Farm Horizons, June 2016

Overlooking fields from above: Drone technology merges into agriculture

By Jennifer Von Ohlen

Technological advancements are a common occurrence in the modern world, but often these advancements are for personal use, such as an upgraded cell phone, a new car, or a watch that can receive emails. Farmers, however, are starting to explore using drones to feed the globe.

Drones have been in conversation with American agriculture for roughly six years, following Asian countries such as China and Japan who have been using the technology for a much longer time.

However, the United States is considered to be among its early adopters. Dassel-Cokato High School (DCHS) agricultural instructor Eric Sawatzke anticipates drones will be used quite often in the near future, due to the vast areas of farmland in the US.

According to the United States Department of Agriculture Economic Research Service, about 51 percent of the US land base (including Alaska) is currently dedicated to agricultural purposes.

While drones may seem similar to large remote-control airplane toys, they can be equipped with basic-level sensors able to register data invisible to the naked eye.

One such use is monitoring near infrared (NIR) levels in crops.

As plants absorb sunlight, they do not take in the infrared energy of the spectrum. Therefore, if a drone’s sensors are only detecting NIR waves being bounced back, the farmer knows the plants are receiving the nutrients they need.

If more energy waves start to appear, however, the farmer can instantly tell which part of the field is sick, and can treat that area quickly and precisely.

Drones can be used in a similar way when raising livestock, such as monitoring body temperatures to detect sick animals or locating them in spaces with a lot of land.

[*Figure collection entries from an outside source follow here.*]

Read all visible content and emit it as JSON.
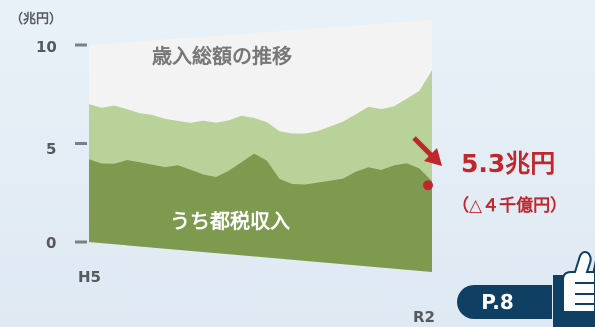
{
  "chart_data": {
    "type": "area",
    "unit_label": "（兆円）",
    "y_ticks": [
      "10",
      "5",
      "0"
    ],
    "ylim": [
      0,
      10
    ],
    "x_labels": {
      "start": "H5",
      "end": "R2"
    },
    "series": [
      {
        "name": "歳入総額の推移",
        "values": [
          10,
          10,
          10,
          10,
          10,
          10,
          10,
          10,
          10,
          10,
          10,
          10,
          10,
          10,
          10,
          10,
          10,
          10,
          10,
          10,
          10,
          10,
          10,
          10,
          10,
          10,
          10,
          10
        ],
        "color": "#f3f3f3"
      },
      {
        "name": "",
        "values": [
          7.0,
          6.8,
          6.9,
          6.7,
          6.5,
          6.4,
          6.2,
          6.1,
          6.0,
          6.1,
          6.0,
          6.1,
          6.3,
          6.2,
          6.0,
          5.6,
          5.5,
          5.5,
          5.6,
          5.8,
          6.0,
          6.3,
          6.6,
          6.5,
          6.6,
          6.9,
          7.2,
          8.0
        ],
        "color": "#b9d29a"
      },
      {
        "name": "うち都税収入",
        "values": [
          4.2,
          4.0,
          4.0,
          4.2,
          4.1,
          4.0,
          3.9,
          4.0,
          3.8,
          3.6,
          3.5,
          3.8,
          4.2,
          4.6,
          4.3,
          3.5,
          3.3,
          3.3,
          3.4,
          3.5,
          3.6,
          3.9,
          4.1,
          4.0,
          4.2,
          4.3,
          4.1,
          3.6
        ],
        "color": "#7d9a4f"
      }
    ],
    "annotation": {
      "value": "5.3兆円",
      "change": "（△４千億円）",
      "color": "#c0272d"
    }
  },
  "page_button": {
    "label": "P.8"
  }
}
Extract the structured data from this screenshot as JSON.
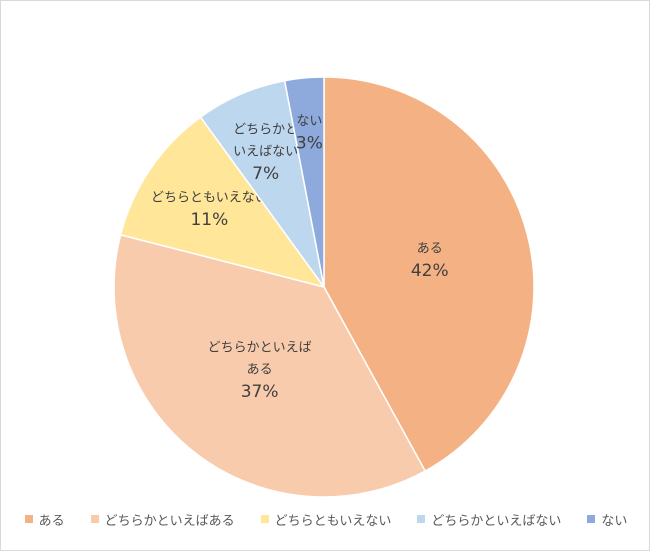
{
  "chart_data": {
    "type": "pie",
    "title": "",
    "categories": [
      "ある",
      "どちらかといえばある",
      "どちらともいえない",
      "どちらかといえばない",
      "ない"
    ],
    "values": [
      42,
      37,
      11,
      7,
      3
    ],
    "value_labels": [
      "42%",
      "37%",
      "11%",
      "7%",
      "3%"
    ],
    "slice_labels": [
      [
        "ある"
      ],
      [
        "どちらかといえば",
        "ある"
      ],
      [
        "どちらともいえない"
      ],
      [
        "どちらかと",
        "いえばない"
      ],
      [
        "ない"
      ]
    ],
    "colors": [
      "#F4B183",
      "#F8CBAD",
      "#FFE699",
      "#BDD7EE",
      "#8EA9DB"
    ],
    "legend_position": "bottom",
    "start_angle": "12 o'clock",
    "direction": "clockwise"
  }
}
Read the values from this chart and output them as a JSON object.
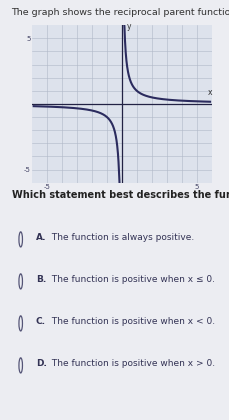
{
  "title": "The graph shows the reciprocal parent function.",
  "question": "Which statement best describes the function?",
  "options": [
    {
      "label": "A.",
      "text": " The function is always positive."
    },
    {
      "label": "B.",
      "text": " The function is positive when x ≤ 0."
    },
    {
      "label": "C.",
      "text": " The function is positive when x < 0."
    },
    {
      "label": "D.",
      "text": " The function is positive when x > 0."
    }
  ],
  "xlim": [
    -6,
    6
  ],
  "ylim": [
    -6,
    6
  ],
  "curve_color": "#2b2b5e",
  "grid_color": "#b0b8c8",
  "axis_color": "#222244",
  "plot_bg": "#dde2ec",
  "title_fontsize": 6.8,
  "question_fontsize": 7.0,
  "option_fontsize": 6.5,
  "fig_bg": "#ecedf2"
}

Since drones cover large areas quickly, farmers no longer have to spend time walking the fields to analyze crops and waterways, and can instead address what needs attention immediately.

Some drones are also equipped with spot sprayers to directly target crops suffering from aphids or disease, rather than taking sprayers to the field, which allows farmers to reduce costs by using resources more effectively and efficiently.

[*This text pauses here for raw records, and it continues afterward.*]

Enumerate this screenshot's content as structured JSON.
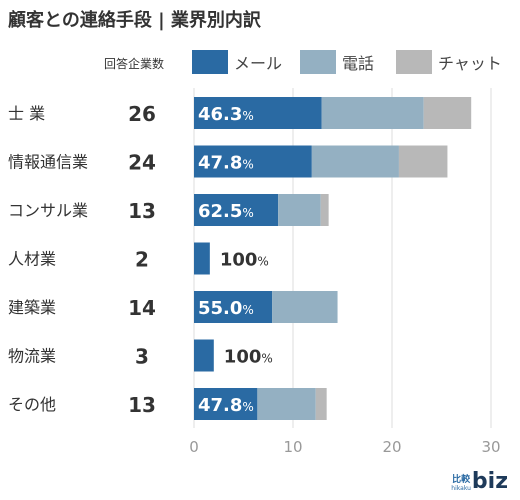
{
  "title": "顧客との連絡手段 | 業界別内訳",
  "count_header": "回答企業数",
  "colors": {
    "mail": "#2a6aa3",
    "phone": "#94b0c2",
    "chat": "#b8b8b8"
  },
  "logo": {
    "top": "比較",
    "sub": "hikaku",
    "main": "biz"
  },
  "chart_data": {
    "type": "bar",
    "orientation": "horizontal",
    "stacked": true,
    "title": "顧客との連絡手段 | 業界別内訳",
    "categories": [
      "士 業",
      "情報通信業",
      "コンサル業",
      "人材業",
      "建築業",
      "物流業",
      "その他"
    ],
    "counts": [
      26,
      24,
      13,
      2,
      14,
      3,
      13
    ],
    "percent_labels": [
      {
        "number": "46.3",
        "unit": "%"
      },
      {
        "number": "47.8",
        "unit": "%"
      },
      {
        "number": "62.5",
        "unit": "%"
      },
      {
        "number": "100",
        "unit": "%"
      },
      {
        "number": "55.0",
        "unit": "%"
      },
      {
        "number": "100",
        "unit": "%"
      },
      {
        "number": "47.8",
        "unit": "%"
      }
    ],
    "series": [
      {
        "name": "メール",
        "values": [
          12.9,
          11.9,
          8.5,
          1.6,
          7.9,
          2.0,
          6.4
        ]
      },
      {
        "name": "電話",
        "values": [
          10.3,
          8.8,
          4.3,
          0,
          6.6,
          0,
          5.9
        ]
      },
      {
        "name": "チャット",
        "values": [
          4.8,
          4.9,
          0.8,
          0,
          0,
          0,
          1.1
        ]
      }
    ],
    "xlim": [
      0,
      30
    ],
    "xticks": [
      "0",
      "10",
      "20",
      "30"
    ],
    "grid": true,
    "legend_position": "top"
  }
}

However, because using this technology for agricultural purposes is still in its early stages, Sawatzke explained that training farmers to use it poses a challenge because “everyone is learning it at the same time.” In addition, technology is continually worked on and improved, and those advancements will require further learning throughout the years.

Nevertheless, Sawatzke remains optimistic, recognizing that “agriculture has always been a quick adapter,” acknowledging agronomy in particular.

DCHS recently purchased a drone for district use, with Sawatzke representing the school’s agricultural department and the benefits of using this technology in the classroom.

“We are training the next group of workers,” he stated, continuing to say the students taking agriculture classes will be among the first people entering the world with drone-agricultural technology and will be taking jobs that have not been created yet.

Rather than waiting for them to learn how to use this technology in college or after, the DCHS ag department is creating the opportunity for students to learn now, to be ahead of the trend, and to perhaps become leaders in its ongoing development.